Au niveau du référencement, le débat a permis de préciser les principales techniques actuelles qui sont de communiquer directement l’adresse d’un site, d’utiliser des flashcodes pour faire le lien entre contenus physiques et numériques, et enfin les moteurs de recherche qui indexent les contenus en ligne (de manière gratuite ou payante). Cependant, ces techniques ne permettent que d’indexer des références et non directement la Culture, qui est elle référencée par des contenus, transmis et prescrits ensuite par les internautes. Le professeur David Weinberger a ainsi rappelé qu’Internet n’est pas un véhicule, mais que nous sommes le véhicule, le média, le lien entre les contenus. Le partage n’est possible sur Internet que par nous et nos commentaires, nous plaçant alors au cœur des contenus que nous transmettons, faisant véhiculer non plus un message mais une idée. Enfin, pour la philosophe Cynthia Fleury, si le référencement est nécessaire, il ne fait pas tout : un apprentissage de la découverte est nécessaire pour en avoir l’envie et alors « déstructurer la notion de médiatisation », pour élargir ses champs de recherches et « dépasser la page 50 de Google en ayant un usage contre-intuitif du Web ». Il n’y a pour elle pas de Culture sans appropriation culturelle, sans mécanisme d’invention car on résiste, on se construit, en même temps que l’on accède à ces contenus culturels éparpillés en ligne.
 
Interview de la philosophe Cynthia Fleury - Internet, plateforme d'une culture uniformisée - Ina.
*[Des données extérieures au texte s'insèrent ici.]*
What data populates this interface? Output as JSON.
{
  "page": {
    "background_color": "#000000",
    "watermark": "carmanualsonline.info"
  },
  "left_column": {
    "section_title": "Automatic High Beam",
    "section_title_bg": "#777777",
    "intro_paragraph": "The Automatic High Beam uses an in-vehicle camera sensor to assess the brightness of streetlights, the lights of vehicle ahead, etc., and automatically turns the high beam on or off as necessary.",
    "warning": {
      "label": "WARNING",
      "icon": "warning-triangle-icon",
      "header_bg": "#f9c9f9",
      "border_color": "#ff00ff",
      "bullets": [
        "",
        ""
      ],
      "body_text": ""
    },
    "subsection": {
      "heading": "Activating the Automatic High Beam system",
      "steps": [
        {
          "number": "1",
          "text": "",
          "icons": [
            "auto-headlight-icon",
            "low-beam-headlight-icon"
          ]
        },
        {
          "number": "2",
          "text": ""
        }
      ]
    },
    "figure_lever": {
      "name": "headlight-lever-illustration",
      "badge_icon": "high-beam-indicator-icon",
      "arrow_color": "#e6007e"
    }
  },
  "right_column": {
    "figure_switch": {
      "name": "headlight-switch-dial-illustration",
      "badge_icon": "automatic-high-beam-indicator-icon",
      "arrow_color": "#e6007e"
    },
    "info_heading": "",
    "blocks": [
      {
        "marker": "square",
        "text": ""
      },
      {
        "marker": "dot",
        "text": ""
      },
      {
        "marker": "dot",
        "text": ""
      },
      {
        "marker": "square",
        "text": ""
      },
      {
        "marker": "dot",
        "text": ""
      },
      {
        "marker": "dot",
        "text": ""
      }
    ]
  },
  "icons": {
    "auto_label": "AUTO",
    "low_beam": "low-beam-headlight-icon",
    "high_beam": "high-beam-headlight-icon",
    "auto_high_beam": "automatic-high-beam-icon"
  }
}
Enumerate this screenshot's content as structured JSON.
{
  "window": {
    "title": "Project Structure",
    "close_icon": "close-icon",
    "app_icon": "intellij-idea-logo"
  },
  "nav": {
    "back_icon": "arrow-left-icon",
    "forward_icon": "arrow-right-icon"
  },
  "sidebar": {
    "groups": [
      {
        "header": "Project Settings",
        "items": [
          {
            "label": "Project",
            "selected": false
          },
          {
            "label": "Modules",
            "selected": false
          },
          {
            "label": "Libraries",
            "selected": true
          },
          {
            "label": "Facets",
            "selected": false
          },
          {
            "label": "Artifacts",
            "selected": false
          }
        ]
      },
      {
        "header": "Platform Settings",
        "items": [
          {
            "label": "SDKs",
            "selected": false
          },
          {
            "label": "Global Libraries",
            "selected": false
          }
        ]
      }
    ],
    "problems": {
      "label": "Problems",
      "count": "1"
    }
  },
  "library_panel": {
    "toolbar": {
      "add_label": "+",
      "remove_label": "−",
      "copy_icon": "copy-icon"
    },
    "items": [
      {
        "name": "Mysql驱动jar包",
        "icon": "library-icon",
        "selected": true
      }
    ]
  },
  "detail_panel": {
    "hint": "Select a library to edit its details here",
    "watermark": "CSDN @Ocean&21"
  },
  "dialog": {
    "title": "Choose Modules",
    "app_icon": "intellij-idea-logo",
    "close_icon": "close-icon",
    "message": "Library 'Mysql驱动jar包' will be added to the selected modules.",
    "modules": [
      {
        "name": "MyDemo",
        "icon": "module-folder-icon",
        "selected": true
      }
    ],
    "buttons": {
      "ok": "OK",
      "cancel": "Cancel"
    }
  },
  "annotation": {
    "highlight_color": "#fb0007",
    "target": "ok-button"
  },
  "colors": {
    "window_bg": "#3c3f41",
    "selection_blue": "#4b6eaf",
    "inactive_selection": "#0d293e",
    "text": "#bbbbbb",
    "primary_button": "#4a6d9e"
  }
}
Vis-à-vis des contenus, cela confirme l’importance de continuer leur numérisation, et leur référencement, mais aussi de développer des offres légales abordables et adaptées à la demande, et aux moyens, des internautes. Les intervenants ont ainsi plaidé pour l'information et la formation de ces derniers, à la fois sur l’importance du respect de la propriété intellectuelle (au niveau du financement de la création et du respect moral des auteurs), les risques encourus en cas de « piratage » et la possibilité d’accéder légalement à ces mêmes contenus.
 
 
L’ère de l’abondance et de l’accès à l’information remet plus particulièrement en question le rôle des professions telles que les journalistes et les bibliothécaires puisque, comme le souligne David Weinberger « l’acte de conservation des informations n’est plus le même, cet acte s’inspirait des limites du support ou du véhicule, or là [avec le numérique] ça disparaît ». On assiste alors à l’émergence de nouveaux prescripteurs utilisant les outils d’agrégations pour réaliser leur propre sélection et la diffuser ensuite sur les réseaux sociaux. 
 
Qui sont alors les prescripteurs les plus influents et quels rôles doivent jouer les intermédiaires de l’information en ligne ? Peut-on parler de neutralité dans les résultats de recherche alors que les infrastructures techniques sont gérées par des acteurs ayant tout intérêt à promouvoir leurs propres contenus ou services ? De quelles manières les institutions politiques peuvent-elles ou doivent-elles intervenir ?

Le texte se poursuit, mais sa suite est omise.